I was always grateful to Micah for being the big brother I never had. I mean, I did have older half-sisters on either side of my families, and Micah was technically my cousin–But he had something that neither of my sisters did. He had something special that I needed when I was growing up, that my sisters couldn’t quite pull off.  My Mom said it was an attitude. My Dad, Micah’s uncle, said it was regrets.  But I just called it “The Micah Factor.” He got through to me in a way that a lot of people couldn’t, but I wasn’t sure why.

He was my best friend. I know that sounds weird, but he was. When good things happened—Well, I called my mom first because she was my mom and I’d never hear the end of it if I called someone before her. But after my mom had been debriefed, I called Micah. He was always excited for me or angry on my behalf, depending on what the situation called for.  Lizzie, my half-sister on my mom’s side, would get so angry when she learned something new about my life, only to then find out that Micah had known for weeks (sometimes months).

So—it was really hard to watch him get sick.  It changed him—messed with his mind and turned him into someone I didn’t know. And there were days that we went in to see him, and he didn’t know us either. To see a man who once knew everything about you—to have him look at you and extend a hand and introduce himself like you’d never met—that was hard.

He did know us, though. When we told him who we were he recognized the names, and you could watch him struggle to get to the memories and understanding that he had with us. I think that was worse than him not knowing us at all. I mean, I know it would hurt for him to not know me, but watching him struggle—I don’t know. Maybe if it were the other way, I would wish it were this way. The grass is always greener and all that nonsense.

Relief is the wrong word. But—release maybe? I don’t know. But I definitely felt something—happier than I thought I should have when I heard that he’d passed.  This was my best friend, my cousin, the closest thing I’d ever had to a brother. And I felt lighter at the news that he was gone. That can’t be right, can it?  I mean—I was heartbroken, don’t get me wrong. I cried for days straight. Even now, something will catch me off guard and I’ll want to call him and it kills me to know I can’t.
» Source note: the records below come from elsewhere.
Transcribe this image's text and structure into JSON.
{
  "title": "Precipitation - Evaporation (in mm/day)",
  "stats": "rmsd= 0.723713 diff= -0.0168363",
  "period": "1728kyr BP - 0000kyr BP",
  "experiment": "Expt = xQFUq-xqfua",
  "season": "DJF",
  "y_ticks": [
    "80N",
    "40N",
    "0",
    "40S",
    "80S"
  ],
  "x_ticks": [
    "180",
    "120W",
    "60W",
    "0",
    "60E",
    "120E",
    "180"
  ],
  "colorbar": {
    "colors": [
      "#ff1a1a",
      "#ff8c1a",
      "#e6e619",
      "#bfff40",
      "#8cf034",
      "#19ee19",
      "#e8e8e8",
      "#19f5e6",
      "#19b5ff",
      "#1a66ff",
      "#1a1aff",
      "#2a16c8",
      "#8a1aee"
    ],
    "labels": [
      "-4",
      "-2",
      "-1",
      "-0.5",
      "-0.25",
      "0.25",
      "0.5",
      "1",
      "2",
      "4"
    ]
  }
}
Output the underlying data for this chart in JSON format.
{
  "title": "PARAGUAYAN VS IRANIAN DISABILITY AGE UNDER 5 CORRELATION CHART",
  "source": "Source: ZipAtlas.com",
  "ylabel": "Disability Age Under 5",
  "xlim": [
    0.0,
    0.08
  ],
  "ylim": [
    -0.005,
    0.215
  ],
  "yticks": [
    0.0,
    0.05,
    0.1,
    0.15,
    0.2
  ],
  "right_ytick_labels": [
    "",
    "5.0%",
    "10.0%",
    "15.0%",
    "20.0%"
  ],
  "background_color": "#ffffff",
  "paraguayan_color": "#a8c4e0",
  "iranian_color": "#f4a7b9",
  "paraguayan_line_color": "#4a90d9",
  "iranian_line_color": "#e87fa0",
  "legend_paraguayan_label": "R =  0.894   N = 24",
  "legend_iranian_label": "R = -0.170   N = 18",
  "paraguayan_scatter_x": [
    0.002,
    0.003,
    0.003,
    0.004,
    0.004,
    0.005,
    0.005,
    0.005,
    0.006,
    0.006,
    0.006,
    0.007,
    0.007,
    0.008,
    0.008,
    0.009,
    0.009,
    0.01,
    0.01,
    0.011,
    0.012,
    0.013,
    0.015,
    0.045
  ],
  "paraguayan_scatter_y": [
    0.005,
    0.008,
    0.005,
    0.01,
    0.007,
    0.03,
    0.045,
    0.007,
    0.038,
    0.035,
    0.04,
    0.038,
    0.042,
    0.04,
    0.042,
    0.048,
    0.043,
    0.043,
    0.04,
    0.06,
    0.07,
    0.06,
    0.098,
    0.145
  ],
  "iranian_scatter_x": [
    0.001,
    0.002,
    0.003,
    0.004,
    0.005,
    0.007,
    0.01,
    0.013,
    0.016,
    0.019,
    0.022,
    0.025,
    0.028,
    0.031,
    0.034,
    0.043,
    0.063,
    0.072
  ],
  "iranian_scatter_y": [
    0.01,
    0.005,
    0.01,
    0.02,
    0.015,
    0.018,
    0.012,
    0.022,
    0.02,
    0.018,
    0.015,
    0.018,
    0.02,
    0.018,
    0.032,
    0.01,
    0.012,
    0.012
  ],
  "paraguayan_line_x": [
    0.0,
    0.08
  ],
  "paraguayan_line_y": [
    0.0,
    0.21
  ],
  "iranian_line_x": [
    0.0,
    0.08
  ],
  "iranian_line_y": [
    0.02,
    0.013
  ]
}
But I’m glad—and I know it sounds terrible—but I am glad I don’t have to walk into that hospital room anymore and watch him try to associate me with the girl he knows in his head and watch the two of them not line up. I’m glad I don’t have to watch my Dad’s face fall every time we leave, his heart shattering again. And I know I shouldn’t be because Micah is dead and I should not be glad.

So, I guess, to answer your question, I’m here because Micah died, and something in me broke. And I’ve realized that I cannot fix it alone.